National veering left on asset sales?

Privatisation of state assets in 2011 looked like a safe bet... until yesterday when Bill English hinted at a 'run better' rather than a 'sell-off' strategy

National's promise not to sell any state assets in its first term was always a two-edged sword for John Key's leadership of the National party.

It was the foundation on which New National was built and set apart from earlier versions of the blue brand; indeed, when pundits list his defining calls as leader and talk about his rejection of Winston Peters and his embracing of the Maori Party, his rejection of his party's beloved privatisation is often omitted. On the other edge of that blade, however, the clear time limit glinted and caught the eye. It has always seemed to say, 'once you get to know me, like me, and are used to me as a centrist, I will to return to my right-wing ways. Come 2011 all bets are off'.

A time limit always hints at expediency, suggesting a promise made out of political calculation rather than conviction. And it implies another promise; that in 2011 when the time limit on the first promise ends, the alternative is not only possible once more, it's a certainty.

'No privatisation until 2011' always meant that privatisation would be a defining issue of that year's election. Key would be under pressure from those on the right of his cabinet to seek a mandate for privatisation. At the very least, they would want the opportunity of partial privatisation along the lines of Air New Zealand, which is owned roughly three-quarters by the state and a quarter by private interests.

That desire is driven in part by purely ideological beliefs and the ACT-like theory that the private sector always manages business better than the public sector (a belief that endures even in the face of a global recession that proved otherwise). But the more considered arguments are that it would give sound, local assets for property-obsessed Kiwis and the Super Fund to invest in and provide some fresh fruit to our wilting stockmarket.

And while none of that has changed, an interesting new interpretation of Key's 2011 promise emerged yesterday in Guyon Espiner's interview with Bill English on TVNZ7's now infamous 'National's First Year' programme last night.

Espiner asked the Finance Minister if he would commit to no partial privatisation while he was in the job. English wouldn't make that promise, saying instead that the government hadn't considered changing that policy "yet". It was the kind of evasion you'd imagine. But what he said next was fascinating:

"Instead of focusing on just a few assets that could be potentially sold, we're looking at all the government's assets. The government has about $150 billion worth of assets it holds on behalf of the taxpayer. The vast bulk of those it will always own and we're looking hard at managing those better because if we can manage those 10 percent better that's a lot more capital available for schools and hospitals and the other public services we want."

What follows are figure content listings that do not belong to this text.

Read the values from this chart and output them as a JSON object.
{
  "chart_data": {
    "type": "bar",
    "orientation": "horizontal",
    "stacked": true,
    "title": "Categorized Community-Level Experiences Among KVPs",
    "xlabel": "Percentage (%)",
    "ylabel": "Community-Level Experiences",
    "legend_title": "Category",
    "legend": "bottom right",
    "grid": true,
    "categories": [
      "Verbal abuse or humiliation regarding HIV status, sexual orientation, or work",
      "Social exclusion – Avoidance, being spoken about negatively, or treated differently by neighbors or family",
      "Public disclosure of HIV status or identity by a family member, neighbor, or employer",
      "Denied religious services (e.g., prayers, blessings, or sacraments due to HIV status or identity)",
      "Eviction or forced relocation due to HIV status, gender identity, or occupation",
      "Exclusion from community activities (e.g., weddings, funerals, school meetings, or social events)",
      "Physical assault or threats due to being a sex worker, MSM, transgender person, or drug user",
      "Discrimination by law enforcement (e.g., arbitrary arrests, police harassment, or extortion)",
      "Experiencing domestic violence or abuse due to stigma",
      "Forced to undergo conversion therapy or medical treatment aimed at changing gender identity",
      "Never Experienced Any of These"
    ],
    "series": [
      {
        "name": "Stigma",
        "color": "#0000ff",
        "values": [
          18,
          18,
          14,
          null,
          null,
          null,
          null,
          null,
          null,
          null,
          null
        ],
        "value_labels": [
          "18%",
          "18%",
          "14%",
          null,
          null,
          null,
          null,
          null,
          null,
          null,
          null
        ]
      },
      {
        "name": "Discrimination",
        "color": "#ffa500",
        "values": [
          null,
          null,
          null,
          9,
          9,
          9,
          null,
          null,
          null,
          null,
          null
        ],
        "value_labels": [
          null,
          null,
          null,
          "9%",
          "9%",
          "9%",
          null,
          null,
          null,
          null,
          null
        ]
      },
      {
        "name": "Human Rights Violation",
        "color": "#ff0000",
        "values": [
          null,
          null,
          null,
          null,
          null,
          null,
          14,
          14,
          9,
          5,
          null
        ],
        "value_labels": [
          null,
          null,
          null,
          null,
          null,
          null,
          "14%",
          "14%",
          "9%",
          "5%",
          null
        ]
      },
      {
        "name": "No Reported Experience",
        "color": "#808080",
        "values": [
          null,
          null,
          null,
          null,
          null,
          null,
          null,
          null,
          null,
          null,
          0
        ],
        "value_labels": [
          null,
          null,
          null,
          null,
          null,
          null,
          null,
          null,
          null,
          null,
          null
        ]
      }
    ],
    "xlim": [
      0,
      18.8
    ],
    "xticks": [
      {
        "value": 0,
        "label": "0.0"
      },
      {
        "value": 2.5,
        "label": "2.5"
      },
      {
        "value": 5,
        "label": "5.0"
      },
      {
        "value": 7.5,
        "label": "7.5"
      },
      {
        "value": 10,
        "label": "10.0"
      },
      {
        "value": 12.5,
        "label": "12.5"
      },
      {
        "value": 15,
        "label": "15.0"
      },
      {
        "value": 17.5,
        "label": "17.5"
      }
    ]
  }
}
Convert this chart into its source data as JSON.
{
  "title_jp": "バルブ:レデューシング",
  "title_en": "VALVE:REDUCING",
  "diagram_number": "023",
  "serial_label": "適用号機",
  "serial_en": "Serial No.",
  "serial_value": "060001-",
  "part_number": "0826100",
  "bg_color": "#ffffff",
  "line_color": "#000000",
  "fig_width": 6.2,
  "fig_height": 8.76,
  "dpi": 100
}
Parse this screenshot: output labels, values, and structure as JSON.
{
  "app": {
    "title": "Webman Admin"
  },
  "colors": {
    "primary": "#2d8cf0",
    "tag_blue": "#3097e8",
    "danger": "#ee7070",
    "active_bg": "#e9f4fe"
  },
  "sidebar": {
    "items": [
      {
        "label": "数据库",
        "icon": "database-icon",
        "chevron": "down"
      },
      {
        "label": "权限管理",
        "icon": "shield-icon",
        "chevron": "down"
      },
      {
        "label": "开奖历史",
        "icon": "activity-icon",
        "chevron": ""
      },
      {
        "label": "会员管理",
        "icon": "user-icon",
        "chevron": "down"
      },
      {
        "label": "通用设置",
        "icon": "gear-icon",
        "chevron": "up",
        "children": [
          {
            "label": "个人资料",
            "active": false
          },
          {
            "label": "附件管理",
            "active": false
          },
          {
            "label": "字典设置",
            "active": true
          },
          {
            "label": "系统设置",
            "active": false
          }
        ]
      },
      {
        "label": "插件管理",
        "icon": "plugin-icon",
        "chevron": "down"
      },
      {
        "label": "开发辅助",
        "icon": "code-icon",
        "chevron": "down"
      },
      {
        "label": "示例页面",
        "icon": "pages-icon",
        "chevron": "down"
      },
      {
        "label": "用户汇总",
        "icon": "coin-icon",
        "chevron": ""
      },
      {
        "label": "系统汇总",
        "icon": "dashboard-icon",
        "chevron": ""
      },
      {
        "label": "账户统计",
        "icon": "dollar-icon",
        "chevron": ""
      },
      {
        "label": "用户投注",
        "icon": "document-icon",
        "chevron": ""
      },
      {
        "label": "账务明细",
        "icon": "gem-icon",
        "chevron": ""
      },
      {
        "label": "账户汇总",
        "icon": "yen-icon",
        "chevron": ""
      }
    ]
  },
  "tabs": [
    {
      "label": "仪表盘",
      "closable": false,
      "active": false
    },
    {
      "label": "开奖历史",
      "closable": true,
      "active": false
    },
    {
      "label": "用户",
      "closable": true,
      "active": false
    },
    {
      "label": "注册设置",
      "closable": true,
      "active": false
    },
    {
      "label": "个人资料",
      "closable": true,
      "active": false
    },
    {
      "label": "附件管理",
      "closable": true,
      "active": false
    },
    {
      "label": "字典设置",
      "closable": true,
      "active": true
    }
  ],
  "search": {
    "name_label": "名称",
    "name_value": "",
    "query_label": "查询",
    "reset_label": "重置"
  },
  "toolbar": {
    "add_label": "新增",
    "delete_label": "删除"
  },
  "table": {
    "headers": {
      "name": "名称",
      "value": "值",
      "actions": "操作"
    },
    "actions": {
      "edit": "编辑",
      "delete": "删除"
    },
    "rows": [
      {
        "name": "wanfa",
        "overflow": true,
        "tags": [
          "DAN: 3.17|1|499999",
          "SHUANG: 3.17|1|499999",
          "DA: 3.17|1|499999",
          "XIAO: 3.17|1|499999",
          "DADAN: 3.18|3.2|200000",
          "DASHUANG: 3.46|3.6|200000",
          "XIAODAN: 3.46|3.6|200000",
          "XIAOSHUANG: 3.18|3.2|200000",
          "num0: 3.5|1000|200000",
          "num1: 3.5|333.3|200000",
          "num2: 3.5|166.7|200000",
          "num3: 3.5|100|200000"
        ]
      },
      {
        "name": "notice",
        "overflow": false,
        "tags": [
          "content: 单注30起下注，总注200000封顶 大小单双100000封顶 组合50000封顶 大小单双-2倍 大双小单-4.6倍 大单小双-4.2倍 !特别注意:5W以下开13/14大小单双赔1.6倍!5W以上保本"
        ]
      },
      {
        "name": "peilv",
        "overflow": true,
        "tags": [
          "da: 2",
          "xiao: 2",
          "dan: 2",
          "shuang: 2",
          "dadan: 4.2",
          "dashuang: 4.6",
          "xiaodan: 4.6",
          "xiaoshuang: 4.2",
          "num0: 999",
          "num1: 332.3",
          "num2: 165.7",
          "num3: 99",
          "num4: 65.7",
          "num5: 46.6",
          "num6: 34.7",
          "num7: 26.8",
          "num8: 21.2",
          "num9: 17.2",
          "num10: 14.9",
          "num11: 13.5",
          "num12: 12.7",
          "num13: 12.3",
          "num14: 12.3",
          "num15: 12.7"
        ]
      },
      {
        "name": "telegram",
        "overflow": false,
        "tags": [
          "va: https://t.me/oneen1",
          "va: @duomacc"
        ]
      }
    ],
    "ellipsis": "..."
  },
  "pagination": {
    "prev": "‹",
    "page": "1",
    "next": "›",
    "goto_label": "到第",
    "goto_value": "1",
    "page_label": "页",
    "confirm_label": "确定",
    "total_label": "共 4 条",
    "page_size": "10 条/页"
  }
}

He said the performance of SOEs was being "tidied up", but that he wasn't looking for more aggressive commercialisation from them. Rather, he was referring to other state assets.

"The rest of the assets the government owns need to be run better on behalf of the taxpayer, we shouldn't be allowing them to rundown, we should be managing them for the longer-term benefit, not short-term gain."

English didn't spell out which assets he's talking about, but his words put a new light on how this government is looking at state assets. Remarkably, there's more than a hint of Jim Anderton in those words. English seems to be suggesting that the one-off, short-term profit of a sale doesn't make as much sense as running the government sector more efficiently and effectively for the taxpayer.

He certainly didn't rule out some sales and he's not exactly embracing the 'public good' argument. But he seems to be talking about the public sector running the state's assets better, rather than hocking them off. It's the sort of language we used to hear from the fourth Labour government in its first term, before the then plain Roger Douglas went ferrel.

There's still plenty of room for debate about what running these assets "better" means and one or two sentences a new policy doth not make. However, the hint in those words is that a 2011 fire sale may not be as inevitable as it once looked. Given that the words were spoken by English, who's assumed to be to the right of Key and pushing for a more Treasury-like approach to the economy, it's especially interesting.

Given that Key listed his guiding principles this week as "equity, fairness and predictability", could it be that the right of the National party is disappointed when it comes to privatisation policy for the 2011 election?